Middlesbrough Council faces budget cuts in bid to save £56m

Middlesbrough Town Hall Image copyright Google
Image caption Middlesbrough Council will stage a public consultation on its budget proposals

A Teesside council has outlined proposed cuts to services as it looks to save £56m from its budget over the next three years.

Middlesbrough mayor Dave Budd blamed a "savage" reduction in Government funding.

He also said there would be redundancies at the local authority, but would not reveal how many.

A government spokesman said councils were facing "a reduction of just 1.7% in real terms each year".

Proposals include changes to care services, which the local authority believes could save £600,000 in the 2016/17 financial year, and a further £580,000 reduction from changes in the way some leisure services are provided.

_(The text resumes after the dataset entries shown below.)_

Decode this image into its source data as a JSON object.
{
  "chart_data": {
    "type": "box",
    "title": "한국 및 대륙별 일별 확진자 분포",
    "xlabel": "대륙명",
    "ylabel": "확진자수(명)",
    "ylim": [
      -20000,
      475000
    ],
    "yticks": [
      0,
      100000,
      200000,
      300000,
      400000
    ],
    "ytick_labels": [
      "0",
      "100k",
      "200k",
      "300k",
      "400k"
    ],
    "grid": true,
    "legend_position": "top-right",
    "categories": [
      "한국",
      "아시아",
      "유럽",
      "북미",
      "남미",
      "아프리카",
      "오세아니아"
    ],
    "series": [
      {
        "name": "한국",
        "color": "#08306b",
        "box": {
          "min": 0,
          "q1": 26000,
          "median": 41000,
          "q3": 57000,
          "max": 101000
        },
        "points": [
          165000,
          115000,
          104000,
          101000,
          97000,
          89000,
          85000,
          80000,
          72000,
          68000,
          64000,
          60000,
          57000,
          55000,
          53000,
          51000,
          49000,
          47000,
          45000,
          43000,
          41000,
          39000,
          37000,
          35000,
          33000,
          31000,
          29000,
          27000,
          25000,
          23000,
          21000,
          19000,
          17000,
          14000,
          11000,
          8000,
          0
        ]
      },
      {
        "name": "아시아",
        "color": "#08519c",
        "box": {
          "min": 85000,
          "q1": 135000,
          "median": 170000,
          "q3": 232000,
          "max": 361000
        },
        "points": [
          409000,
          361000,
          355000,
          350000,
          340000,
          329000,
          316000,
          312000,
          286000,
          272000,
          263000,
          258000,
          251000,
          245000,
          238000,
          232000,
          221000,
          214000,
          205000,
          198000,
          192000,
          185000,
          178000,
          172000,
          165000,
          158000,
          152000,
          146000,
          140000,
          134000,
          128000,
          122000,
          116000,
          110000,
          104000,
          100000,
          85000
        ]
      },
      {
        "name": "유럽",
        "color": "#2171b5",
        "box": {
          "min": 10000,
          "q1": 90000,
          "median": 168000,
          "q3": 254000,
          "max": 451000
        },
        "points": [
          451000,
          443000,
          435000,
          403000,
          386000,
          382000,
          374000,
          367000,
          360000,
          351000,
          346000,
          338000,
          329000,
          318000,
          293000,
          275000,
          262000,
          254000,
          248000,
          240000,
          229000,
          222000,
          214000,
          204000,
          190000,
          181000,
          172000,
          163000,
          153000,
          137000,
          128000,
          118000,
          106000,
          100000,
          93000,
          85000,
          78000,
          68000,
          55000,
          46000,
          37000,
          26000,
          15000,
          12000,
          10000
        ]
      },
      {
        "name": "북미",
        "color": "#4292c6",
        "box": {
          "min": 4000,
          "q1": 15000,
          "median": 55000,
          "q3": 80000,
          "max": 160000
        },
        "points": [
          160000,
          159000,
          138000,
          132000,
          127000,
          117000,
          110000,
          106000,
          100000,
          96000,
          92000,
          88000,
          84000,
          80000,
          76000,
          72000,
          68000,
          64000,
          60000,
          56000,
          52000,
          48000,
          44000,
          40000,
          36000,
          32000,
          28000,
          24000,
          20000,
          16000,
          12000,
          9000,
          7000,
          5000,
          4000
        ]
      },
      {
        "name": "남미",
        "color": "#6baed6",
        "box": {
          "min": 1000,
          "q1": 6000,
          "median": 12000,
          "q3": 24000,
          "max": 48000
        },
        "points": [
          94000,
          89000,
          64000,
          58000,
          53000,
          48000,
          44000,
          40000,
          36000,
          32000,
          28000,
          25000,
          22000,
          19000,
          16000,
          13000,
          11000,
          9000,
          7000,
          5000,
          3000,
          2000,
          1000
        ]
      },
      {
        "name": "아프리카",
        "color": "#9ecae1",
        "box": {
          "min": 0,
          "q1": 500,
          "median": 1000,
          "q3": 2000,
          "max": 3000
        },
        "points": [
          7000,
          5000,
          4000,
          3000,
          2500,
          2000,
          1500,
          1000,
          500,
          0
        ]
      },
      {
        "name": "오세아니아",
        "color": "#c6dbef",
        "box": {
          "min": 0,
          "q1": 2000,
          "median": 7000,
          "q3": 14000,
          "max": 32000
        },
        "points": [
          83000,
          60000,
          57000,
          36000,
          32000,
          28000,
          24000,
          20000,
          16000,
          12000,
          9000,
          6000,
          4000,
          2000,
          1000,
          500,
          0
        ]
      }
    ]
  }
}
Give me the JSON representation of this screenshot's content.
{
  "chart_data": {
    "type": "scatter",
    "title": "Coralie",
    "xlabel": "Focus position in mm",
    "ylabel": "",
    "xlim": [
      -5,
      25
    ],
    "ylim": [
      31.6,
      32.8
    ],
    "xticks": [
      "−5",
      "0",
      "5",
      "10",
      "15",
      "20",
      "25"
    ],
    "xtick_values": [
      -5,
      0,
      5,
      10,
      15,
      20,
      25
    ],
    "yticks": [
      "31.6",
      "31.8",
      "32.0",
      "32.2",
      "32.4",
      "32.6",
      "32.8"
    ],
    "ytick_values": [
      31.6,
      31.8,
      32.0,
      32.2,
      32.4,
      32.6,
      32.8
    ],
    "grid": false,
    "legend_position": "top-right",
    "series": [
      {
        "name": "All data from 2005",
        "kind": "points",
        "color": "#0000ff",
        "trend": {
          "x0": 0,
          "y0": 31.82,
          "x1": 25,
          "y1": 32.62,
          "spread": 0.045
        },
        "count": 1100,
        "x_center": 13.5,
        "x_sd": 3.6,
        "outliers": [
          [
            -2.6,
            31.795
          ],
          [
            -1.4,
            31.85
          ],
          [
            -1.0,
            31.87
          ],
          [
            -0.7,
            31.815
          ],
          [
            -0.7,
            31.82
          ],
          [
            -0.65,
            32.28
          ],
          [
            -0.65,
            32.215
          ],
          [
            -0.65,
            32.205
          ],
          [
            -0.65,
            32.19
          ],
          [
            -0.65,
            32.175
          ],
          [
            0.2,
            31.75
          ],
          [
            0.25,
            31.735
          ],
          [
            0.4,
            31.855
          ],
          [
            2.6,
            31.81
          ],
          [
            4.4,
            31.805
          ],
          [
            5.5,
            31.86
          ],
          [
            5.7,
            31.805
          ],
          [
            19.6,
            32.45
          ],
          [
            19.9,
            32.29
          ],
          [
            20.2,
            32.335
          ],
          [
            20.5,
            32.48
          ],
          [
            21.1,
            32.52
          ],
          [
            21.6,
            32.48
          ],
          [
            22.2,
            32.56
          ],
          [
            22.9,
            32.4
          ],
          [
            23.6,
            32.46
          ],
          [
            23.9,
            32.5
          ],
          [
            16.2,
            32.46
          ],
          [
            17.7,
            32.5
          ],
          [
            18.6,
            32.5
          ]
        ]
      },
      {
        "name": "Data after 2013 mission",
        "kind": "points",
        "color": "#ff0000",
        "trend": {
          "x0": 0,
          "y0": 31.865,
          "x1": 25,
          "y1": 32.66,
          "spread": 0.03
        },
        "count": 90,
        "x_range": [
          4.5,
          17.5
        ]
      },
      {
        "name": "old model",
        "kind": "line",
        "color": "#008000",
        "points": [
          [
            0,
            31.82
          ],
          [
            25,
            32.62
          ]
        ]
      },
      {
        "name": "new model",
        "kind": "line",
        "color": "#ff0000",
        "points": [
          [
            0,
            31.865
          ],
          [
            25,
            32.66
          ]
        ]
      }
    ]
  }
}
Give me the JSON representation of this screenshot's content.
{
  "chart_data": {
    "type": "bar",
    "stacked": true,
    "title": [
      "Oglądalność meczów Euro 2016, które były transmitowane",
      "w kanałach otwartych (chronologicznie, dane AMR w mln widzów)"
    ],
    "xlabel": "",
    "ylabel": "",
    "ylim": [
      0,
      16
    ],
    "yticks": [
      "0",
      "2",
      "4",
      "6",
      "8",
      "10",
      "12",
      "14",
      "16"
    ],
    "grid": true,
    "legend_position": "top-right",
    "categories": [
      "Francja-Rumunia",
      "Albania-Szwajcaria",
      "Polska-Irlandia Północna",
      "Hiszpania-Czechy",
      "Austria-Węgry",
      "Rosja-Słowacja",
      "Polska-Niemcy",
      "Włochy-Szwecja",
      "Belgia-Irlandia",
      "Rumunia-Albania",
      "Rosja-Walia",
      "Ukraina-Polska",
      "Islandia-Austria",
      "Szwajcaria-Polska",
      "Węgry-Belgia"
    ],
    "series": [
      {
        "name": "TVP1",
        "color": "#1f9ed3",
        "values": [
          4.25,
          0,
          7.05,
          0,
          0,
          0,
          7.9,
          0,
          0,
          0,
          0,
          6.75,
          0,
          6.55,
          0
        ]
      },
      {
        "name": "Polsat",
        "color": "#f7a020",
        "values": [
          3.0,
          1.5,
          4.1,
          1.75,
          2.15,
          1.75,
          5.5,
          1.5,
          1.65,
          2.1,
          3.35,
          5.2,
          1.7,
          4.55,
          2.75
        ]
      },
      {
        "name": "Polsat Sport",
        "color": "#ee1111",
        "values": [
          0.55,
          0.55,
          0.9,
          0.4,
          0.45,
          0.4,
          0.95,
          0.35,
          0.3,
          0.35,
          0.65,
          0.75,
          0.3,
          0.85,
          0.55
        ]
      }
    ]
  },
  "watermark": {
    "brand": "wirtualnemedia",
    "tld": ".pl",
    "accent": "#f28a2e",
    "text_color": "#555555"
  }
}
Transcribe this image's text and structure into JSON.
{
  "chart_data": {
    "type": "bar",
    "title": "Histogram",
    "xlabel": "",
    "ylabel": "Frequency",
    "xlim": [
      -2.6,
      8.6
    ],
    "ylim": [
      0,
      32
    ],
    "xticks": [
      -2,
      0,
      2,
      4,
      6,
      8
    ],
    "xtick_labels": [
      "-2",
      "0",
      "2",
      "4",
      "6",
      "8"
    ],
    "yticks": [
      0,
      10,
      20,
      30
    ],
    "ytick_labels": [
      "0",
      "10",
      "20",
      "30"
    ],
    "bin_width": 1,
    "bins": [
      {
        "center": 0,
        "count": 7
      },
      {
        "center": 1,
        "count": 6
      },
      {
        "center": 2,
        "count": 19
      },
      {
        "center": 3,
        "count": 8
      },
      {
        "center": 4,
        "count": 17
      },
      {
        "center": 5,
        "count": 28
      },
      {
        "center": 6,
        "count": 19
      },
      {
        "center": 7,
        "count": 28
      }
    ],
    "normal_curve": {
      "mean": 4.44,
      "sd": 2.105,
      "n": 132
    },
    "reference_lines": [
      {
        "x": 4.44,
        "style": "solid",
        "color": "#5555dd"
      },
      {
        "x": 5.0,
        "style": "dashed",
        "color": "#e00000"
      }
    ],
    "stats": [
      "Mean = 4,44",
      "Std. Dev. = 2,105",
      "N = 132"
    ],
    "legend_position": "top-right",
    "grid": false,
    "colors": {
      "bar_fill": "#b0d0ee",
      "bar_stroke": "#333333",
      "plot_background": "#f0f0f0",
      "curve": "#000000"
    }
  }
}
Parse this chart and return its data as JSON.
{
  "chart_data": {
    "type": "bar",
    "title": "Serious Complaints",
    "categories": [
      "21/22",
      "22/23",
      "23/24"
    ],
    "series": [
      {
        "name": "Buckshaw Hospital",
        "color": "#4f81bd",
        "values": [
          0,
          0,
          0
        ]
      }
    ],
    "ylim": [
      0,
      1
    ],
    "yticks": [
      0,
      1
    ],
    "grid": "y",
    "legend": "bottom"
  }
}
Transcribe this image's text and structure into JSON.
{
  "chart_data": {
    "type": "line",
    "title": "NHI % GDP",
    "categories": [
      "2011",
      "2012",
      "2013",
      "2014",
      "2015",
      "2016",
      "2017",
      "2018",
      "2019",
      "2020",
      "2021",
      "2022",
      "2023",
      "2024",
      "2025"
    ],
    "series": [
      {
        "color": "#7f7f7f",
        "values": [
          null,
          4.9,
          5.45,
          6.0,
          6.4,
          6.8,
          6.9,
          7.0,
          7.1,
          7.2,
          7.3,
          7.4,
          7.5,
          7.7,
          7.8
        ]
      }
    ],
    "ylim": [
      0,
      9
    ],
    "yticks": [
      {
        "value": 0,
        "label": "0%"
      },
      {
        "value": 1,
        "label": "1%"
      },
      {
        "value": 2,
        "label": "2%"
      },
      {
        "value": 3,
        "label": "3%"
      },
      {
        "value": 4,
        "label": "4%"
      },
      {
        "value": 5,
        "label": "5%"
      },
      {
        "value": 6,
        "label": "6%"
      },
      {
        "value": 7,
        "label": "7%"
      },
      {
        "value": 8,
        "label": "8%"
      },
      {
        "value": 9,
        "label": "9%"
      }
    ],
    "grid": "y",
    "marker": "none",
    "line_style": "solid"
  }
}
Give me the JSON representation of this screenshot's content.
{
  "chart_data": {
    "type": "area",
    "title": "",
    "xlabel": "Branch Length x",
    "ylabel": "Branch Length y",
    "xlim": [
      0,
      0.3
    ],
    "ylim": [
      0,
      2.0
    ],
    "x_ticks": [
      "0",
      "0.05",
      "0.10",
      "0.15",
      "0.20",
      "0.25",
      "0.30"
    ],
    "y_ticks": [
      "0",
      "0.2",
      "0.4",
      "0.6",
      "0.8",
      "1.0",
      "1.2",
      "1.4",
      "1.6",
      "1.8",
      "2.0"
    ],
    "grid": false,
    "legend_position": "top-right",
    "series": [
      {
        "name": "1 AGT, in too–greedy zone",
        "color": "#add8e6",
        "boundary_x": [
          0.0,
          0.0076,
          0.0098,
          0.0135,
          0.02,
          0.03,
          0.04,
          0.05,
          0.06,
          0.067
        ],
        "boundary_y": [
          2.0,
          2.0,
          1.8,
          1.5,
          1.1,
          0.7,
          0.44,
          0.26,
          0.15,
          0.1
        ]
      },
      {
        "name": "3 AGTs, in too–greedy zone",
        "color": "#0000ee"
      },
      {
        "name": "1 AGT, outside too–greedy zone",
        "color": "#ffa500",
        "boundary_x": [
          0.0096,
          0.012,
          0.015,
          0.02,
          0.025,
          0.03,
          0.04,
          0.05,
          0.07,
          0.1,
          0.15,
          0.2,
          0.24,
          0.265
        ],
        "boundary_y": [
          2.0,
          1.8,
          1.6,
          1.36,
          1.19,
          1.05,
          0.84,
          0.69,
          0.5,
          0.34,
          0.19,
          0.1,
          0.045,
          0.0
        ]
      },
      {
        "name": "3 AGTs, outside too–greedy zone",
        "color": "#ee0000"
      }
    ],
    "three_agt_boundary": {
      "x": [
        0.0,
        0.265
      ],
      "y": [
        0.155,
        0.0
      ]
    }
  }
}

A review of "back office functions" such as HR and ITC have also been identified as bringing savings of about £900,000 over the same period.

Mr Budd said: "The savage cuts imposed by government on this and other local authorities have seen our budget cut by more than £80m over the past five years.

"However, this council is not paralysed. We have enormous savings to make, but we have a way forward."

Plans to introduce a 20p charge to use Middlesbrough bus station's toilets have also been put forward, alongside axing school crossing patrols at sites with pelican crossings.

The council said the latter would save £24,000 per year.

A Government spokesman said councils needed to "continue to play their part in cutting the deficit", adding "they will still have almost £200bn to spend on local services over the lifetime of this parliament".